Der niedersächsische Einzelhandelsverband bot an, am 7. August für die 320.000 Beschäftigten in Niedersachsen und Bremen über den in Baden- Württemberg erreichten Abschluss zu verhandeln. Im Südwesten hatten sich Arbeitgeber und ver.di am Freitag auf 3,1 Prozent höhere Einkommen ab dem1. August geeinigt. Für die Monate April bis Juli gibt es einmalig 180 Euro.

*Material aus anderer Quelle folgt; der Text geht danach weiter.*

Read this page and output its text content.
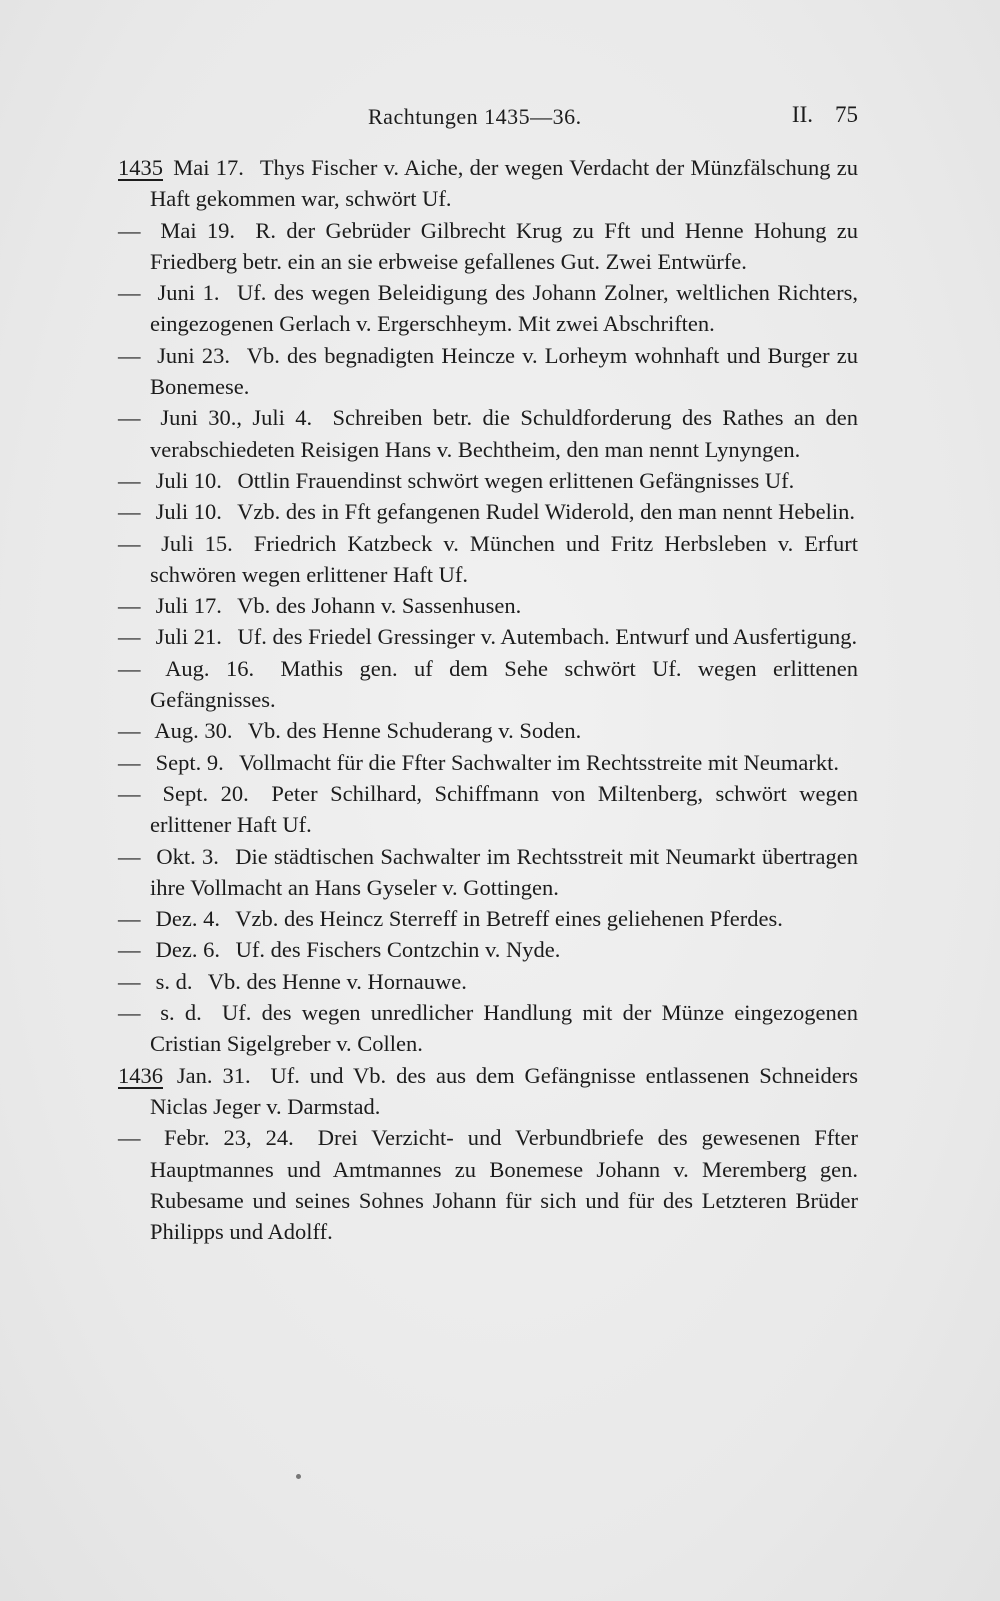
Rachtungen 1435—36.	II. 75
1435 Mai 17. Thys Fischer v. Aiche, der wegen Verdacht der Münzfälschung zu Haft gekommen war, schwört Uf.
— Mai 19. R. der Gebrüder Gilbrecht Krug zu Fft und Henne Hohung zu Friedberg betr. ein an sie erbweise gefallenes Gut. Zwei Entwürfe.
— Juni 1. Uf. des wegen Beleidigung des Johann Zolner, weltlichen Richters, eingezogenen Gerlach v. Ergerschheym. Mit zwei Abschriften.
— Juni 23. Vb. des begnadigten Heincze v. Lorheym wohnhaft und Burger zu Bonemese.
— Juni 30., Juli 4. Schreiben betr. die Schuldforderung des Rathes an den verabschiedeten Reisigen Hans v. Bechtheim, den man nennt Lynyngen.
— Juli 10. Ottlin Frauendinst schwört wegen erlittenen Gefängnisses Uf.
— Juli 10. Vzb. des in Fft gefangenen Rudel Widerold, den man nennt Hebelin.
— Juli 15. Friedrich Katzbeck v. München und Fritz Herbsleben v. Erfurt schwören wegen erlittener Haft Uf.
— Juli 17. Vb. des Johann v. Sassenhusen.
— Juli 21. Uf. des Friedel Gressinger v. Autembach. Entwurf und Ausfertigung.
— Aug. 16. Mathis gen. uf dem Sehe schwört Uf. wegen erlittenen Gefängnisses.
— Aug. 30. Vb. des Henne Schuderang v. Soden.
— Sept. 9. Vollmacht für die Ffter Sachwalter im Rechtsstreite mit Neumarkt.
— Sept. 20. Peter Schilhard, Schiffmann von Miltenberg, schwört wegen erlittener Haft Uf.
— Okt. 3. Die städtischen Sachwalter im Rechtsstreit mit Neumarkt übertragen ihre Vollmacht an Hans Gyseler v. Gottingen.
— Dez. 4. Vzb. des Heincz Sterreff in Betreff eines geliehenen Pferdes.
— Dez. 6. Uf. des Fischers Contzchin v. Nyde.
— s. d. Vb. des Henne v. Hornauwe.
— s. d. Uf. des wegen unredlicher Handlung mit der Münze eingezogenen Cristian Sigelgreber v. Collen.
1436 Jan. 31. Uf. und Vb. des aus dem Gefängnisse entlassenen Schneiders Niclas Jeger v. Darmstad.
— Febr. 23, 24. Drei Verzicht- und Verbundbriefe des gewesenen Ffter Hauptmannes und Amtmannes zu Bonemese Johann v. Meremberg gen. Rubesame und seines Sohnes Johann für sich und für des Letzteren Brüder Philipps und Adolff.
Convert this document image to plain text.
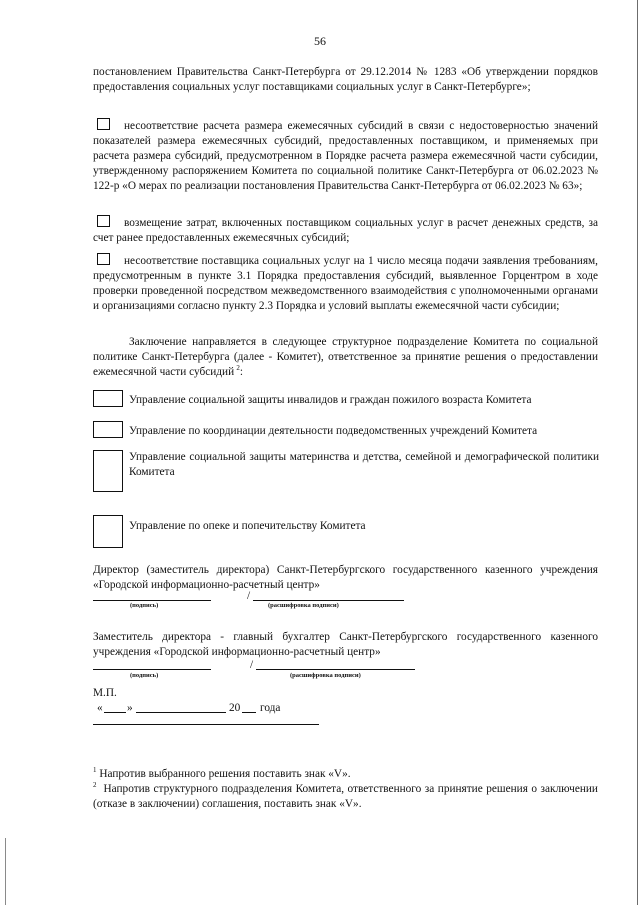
56
постановлением Правительства Санкт-Петербурга от 29.12.2014 № 1283 «Об утверждении порядков предоставления социальных услуг поставщиками социальных услуг в Санкт-Петербурге»;
несоответствие расчета размера ежемесячных субсидий в связи с недостоверностью значений показателей размера ежемесячных субсидий, предоставленных поставщиком, и применяемых при расчета размера субсидий, предусмотренном в Порядке расчета размера ежемесячной части субсидии, утвержденному распоряжением Комитета по социальной политике Санкт-Петербурга от 06.02.2023 № 122-р «О мерах по реализации постановления Правительства Санкт-Петербурга от 06.02.2023 № 63»;
возмещение затрат, включенных поставщиком социальных услуг в расчет денежных средств, за счет ранее предоставленных ежемесячных субсидий;
несоответствие поставщика социальных услуг на 1 число месяца подачи заявления требованиям, предусмотренным в пункте 3.1 Порядка предоставления субсидий, выявленное Горцентром в ходе проверки проведенной посредством межведомственного взаимодействия с уполномоченными органами и организациями согласно пункту 2.3 Порядка и условий выплаты ежемесячной части субсидии;
Заключение направляется в следующее структурное подразделение Комитета по социальной политике Санкт-Петербурга (далее - Комитет), ответственное за принятие решения о предоставлении ежемесячной части субсидий  $^2$:
Управление социальной защиты инвалидов и граждан пожилого возраста Комитета
Управление по координации деятельности подведомственных учреждений Комитета
Управление социальной защиты материнства и детства, семейной и демографической политики Комитета
Управление по опеке и попечительству Комитета
Директор (заместитель директора) Санкт-Петербургского государственного казенного учреждения «Городской информационно-расчетный центр»
/
(подпись)	(расшифровка подписи)
Заместитель директора - главный бухгалтер Санкт-Петербургского государственного казенного учреждения «Городской информационно-расчетный центр»
/
(подпись)	(расшифровка подписи)
М.П.
« »	20 года
$^1$ Напротив выбранного решения поставить знак «V».
$^2$ Напротив структурного подразделения Комитета, ответственного за принятие решения о заключении (отказе в заключении) соглашения, поставить знак «V».
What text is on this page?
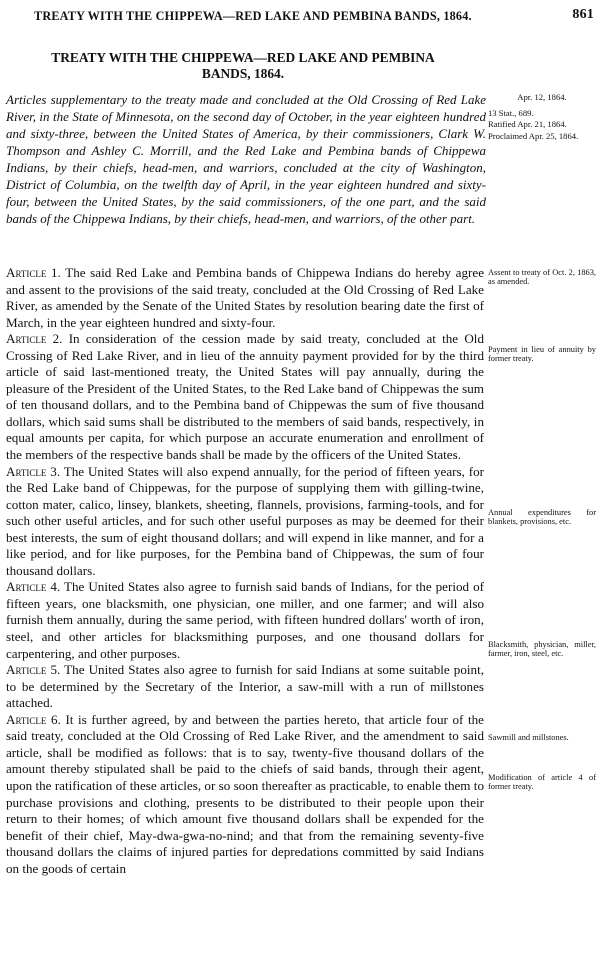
TREATY WITH THE CHIPPEWA—RED LAKE AND PEMBINA BANDS, 1864.	861
TREATY WITH THE CHIPPEWA—RED LAKE AND PEMBINA
BANDS, 1864.
Articles supplementary to the treaty made and concluded at the Old Crossing of Red Lake River, in the State of Minnesota, on the second day of October, in the year eighteen hundred and sixty-three, between the United States of America, by their commissioners, Clark W. Thompson and Ashley C. Morrill, and the Red Lake and Pembina bands of Chippewa Indians, by their chiefs, head-men, and warriors, concluded at the city of Washington, District of Columbia, on the twelfth day of April, in the year eighteen hundred and sixty-four, between the United States, by the said commissioners, of the one part, and the said bands of the Chippewa Indians, by their chiefs, head-men, and warriors, of the other part.
Apr. 12, 1864.
13 Stat., 689.
Ratified Apr. 21, 1864.
Proclaimed Apr. 25, 1864.
Assent to treaty of Oct. 2, 1863, as amended.
Payment in lieu of annuity by former treaty.
Annual expenditures for blankets, provisions, etc.
Blacksmith, physician, miller, farmer, iron, steel, etc.
Sawmill and millstones.
Modification of article 4 of former treaty.

Article 1. The said Red Lake and Pembina bands of Chippewa Indians do hereby agree and assent to the provisions of the said treaty, concluded at the Old Crossing of Red Lake River, as amended by the Senate of the United States by resolution bearing date the first of March, in the year eighteen hundred and sixty-four.

Article 2. In consideration of the cession made by said treaty, concluded at the Old Crossing of Red Lake River, and in lieu of the annuity payment provided for by the third article of said last-mentioned treaty, the United States will pay annually, during the pleasure of the President of the United States, to the Red Lake band of Chippewas the sum of ten thousand dollars, and to the Pembina band of Chippewas the sum of five thousand dollars, which said sums shall be distributed to the members of said bands, respectively, in equal amounts per capita, for which purpose an accurate enumeration and enrollment of the members of the respective bands shall be made by the officers of the United States.

Article 3. The United States will also expend annually, for the period of fifteen years, for the Red Lake band of Chippewas, for the purpose of supplying them with gilling-twine, cotton mater, calico, linsey, blankets, sheeting, flannels, provisions, farming-tools, and for such other useful articles, and for such other useful purposes as may be deemed for their best interests, the sum of eight thousand dollars; and will expend in like manner, and for a like period, and for like purposes, for the Pembina band of Chippewas, the sum of four thousand dollars.

Article 4. The United States also agree to furnish said bands of Indians, for the period of fifteen years, one blacksmith, one physician, one miller, and one farmer; and will also furnish them annually, during the same period, with fifteen hundred dollars' worth of iron, steel, and other articles for blacksmithing purposes, and one thousand dollars for carpentering, and other purposes.

Article 5. The United States also agree to furnish for said Indians at some suitable point, to be determined by the Secretary of the Interior, a saw-mill with a run of millstones attached.

Article 6. It is further agreed, by and between the parties hereto, that article four of the said treaty, concluded at the Old Crossing of Red Lake River, and the amendment to said article, shall be modified as follows: that is to say, twenty-five thousand dollars of the amount thereby stipulated shall be paid to the chiefs of said bands, through their agent, upon the ratification of these articles, or so soon thereafter as practicable, to enable them to purchase provisions and clothing, presents to be distributed to their people upon their return to their homes; of which amount five thousand dollars shall be expended for the benefit of their chief, May-dwa-gwa-no-nind; and that from the remaining seventy-five thousand dollars the claims of injured parties for depredations committed by said Indians on the goods of certain
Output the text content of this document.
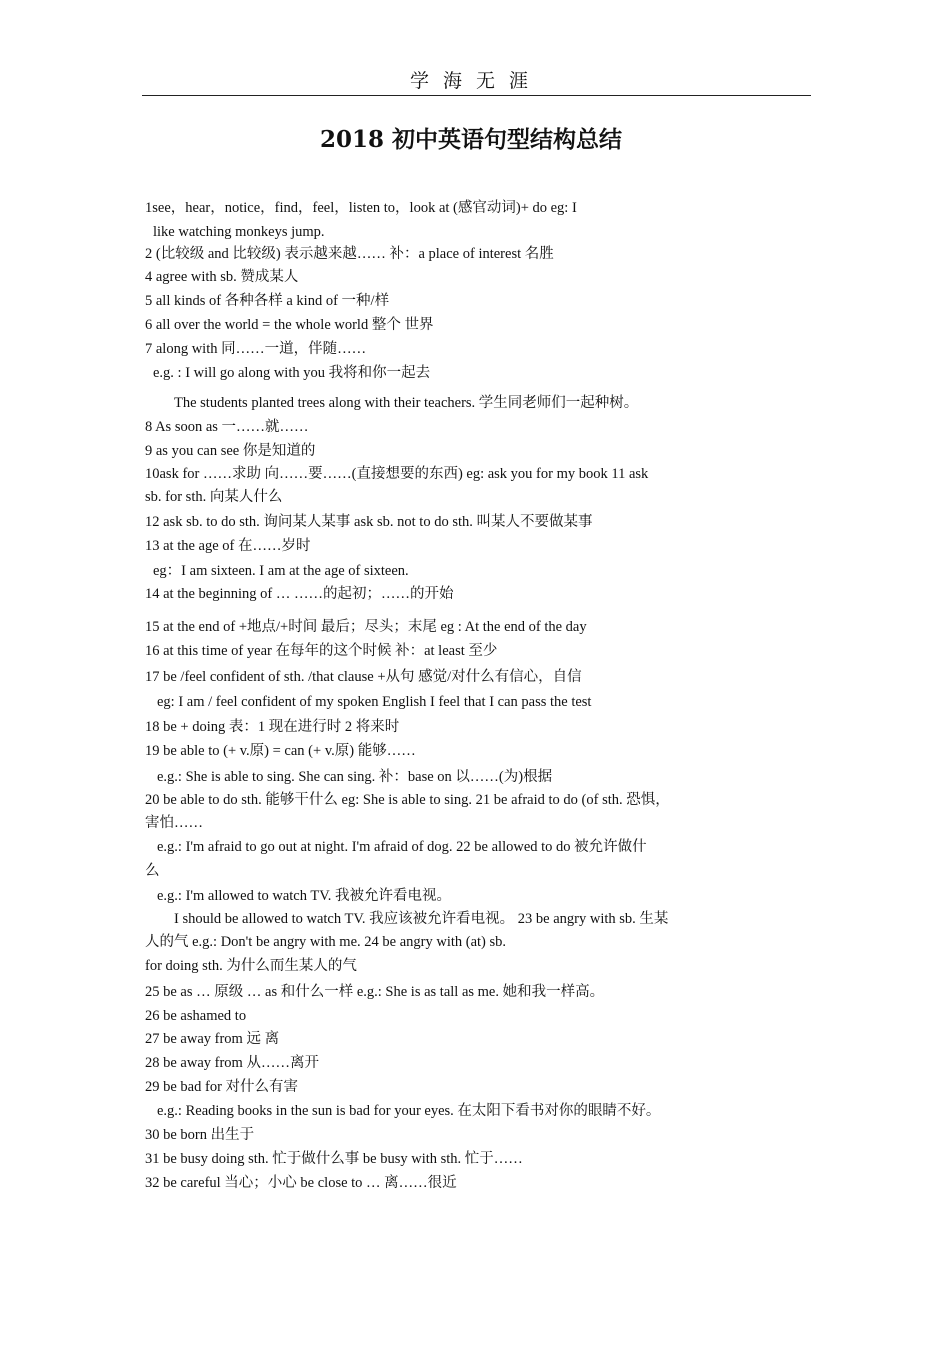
学海无涯
2018 初中英语句型结构总结
1see，hear，notice，find，feel，listen to，look at (感官动词)+ do eg: I
like watching monkeys jump.
2 (比较级 and 比较级) 表示越来越…… 补：a place of interest 名胜
4 agree with sb. 赞成某人
5 all kinds of 各种各样 a kind of 一种/样
6 all over the world = the whole world 整个 世界
7 along with 同……一道，伴随……
e.g. : I will go along with you 我将和你一起去
The students planted trees along with their teachers. 学生同老师们一起种树。
8 As soon as 一……就……
9 as you can see 你是知道的
10ask for ……求助 向……要……(直接想要的东西) eg: ask you for my book 11 ask
sb. for sth. 向某人什么
12 ask sb. to do sth. 询问某人某事 ask sb. not to do sth. 叫某人不要做某事
13 at the age of 在……岁时
eg：I am sixteen. I am at the age of sixteen.
14 at the beginning of … ……的起初；……的开始
15 at the end of +地点/+时间 最后；尽头；末尾 eg : At the end of the day
16 at this time of year 在每年的这个时候 补：at least 至少
17 be /feel confident of sth. /that clause +从句 感觉/对什么有信心，自信
eg: I am / feel confident of my spoken English I feel that I can pass the test
18 be + doing 表：1 现在进行时 2 将来时
19 be able to (+ v.原) = can (+ v.原) 能够……
e.g.: She is able to sing. She can sing. 补：base on 以……(为)根据
20 be able to do sth. 能够干什么 eg: She is able to sing. 21 be afraid to do (of sth. 恐惧，
害怕……
e.g.: I'm afraid to go out at night. I'm afraid of dog. 22 be allowed to do 被允许做什
么
e.g.: I'm allowed to watch TV. 我被允许看电视。
I should be allowed to watch TV. 我应该被允许看电视。 23 be angry with sb. 生某
人的气 e.g.: Don't be angry with me. 24 be angry with (at) sb.
for doing sth. 为什么而生某人的气
25 be as … 原级 … as 和什么一样 e.g.: She is as tall as me. 她和我一样高。
26 be ashamed to
27 be away from 远 离
28 be away from 从……离开
29 be bad for 对什么有害
e.g.: Reading books in the sun is bad for your eyes. 在太阳下看书对你的眼睛不好。
30 be born 出生于
31 be busy doing sth. 忙于做什么事 be busy with sth. 忙于……
32 be careful 当心；小心 be close to … 离……很近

Ein ähnlicher Abschluss war bereits Mitte Juli in Niedersachsen erzielt, dann jedoch von den Arbeitgebern widerrufen worden. „Es liegt jetzt an den Arbeitgebern, Streiks während des Sommerschlussverkaufs zu vermeiden“, sagte ver.di-Sprecher Peter Franielczyk in Hannover. Er warnte die Unternehmen im niedersächsischen Einzelhandel davor, ein niedrigeres Ergebnis als das von Baden-Württemberg erzielen zu wollen. „Unsere Streikvorbereitungen laufen weiter. Die Arbeitgeber haben seit Monaten alle Möglichkeiten zu einem Abschluss mit uns gehabt. Wir wären doch dumm, wenn wir den Sommerschlussverkauf verstreichen ließen, statt Druck aufzubauen.“
Der niedersächsische Einzelhandel will Streiks während des Sommerschlussverkaufs vermeiden. ver.di gehe davon aus, dass die in Baden-Württemberg aktiven großen Unternehmen den Abschluss auch in Niedersachsen mittragen werden. Die Position der Klein- und Mittelständler müsse noch abgewartet werden, sagte die Sprecherin des Unternehmensverbands Einzelhandel, Karin Schindler-Abbes. Sollte die Gewerkschaft wie angekündigt zu Streiks aufrufen, seien weniger direkte Auswirkungen auf den Geschäftsbetrieb zu befürchten. „Was uns Sorge macht, ist der Eindruck bei den Kunden, dass wegen der Streiks die Kaufhäuser nicht wie gewohnt arbeiten. Dabei kann man aber einkaufen wie sonst auch.“ Die Unternehmen seien stark auf die SSV-Einnahmen angewiesen. Ohne diese durch teils enorm hohe Rabatte ohnehin stark geschmälerten Erlöse könnten bei manchen Betrieben Entlassungen und teilweise auch Insolvenzen drohen.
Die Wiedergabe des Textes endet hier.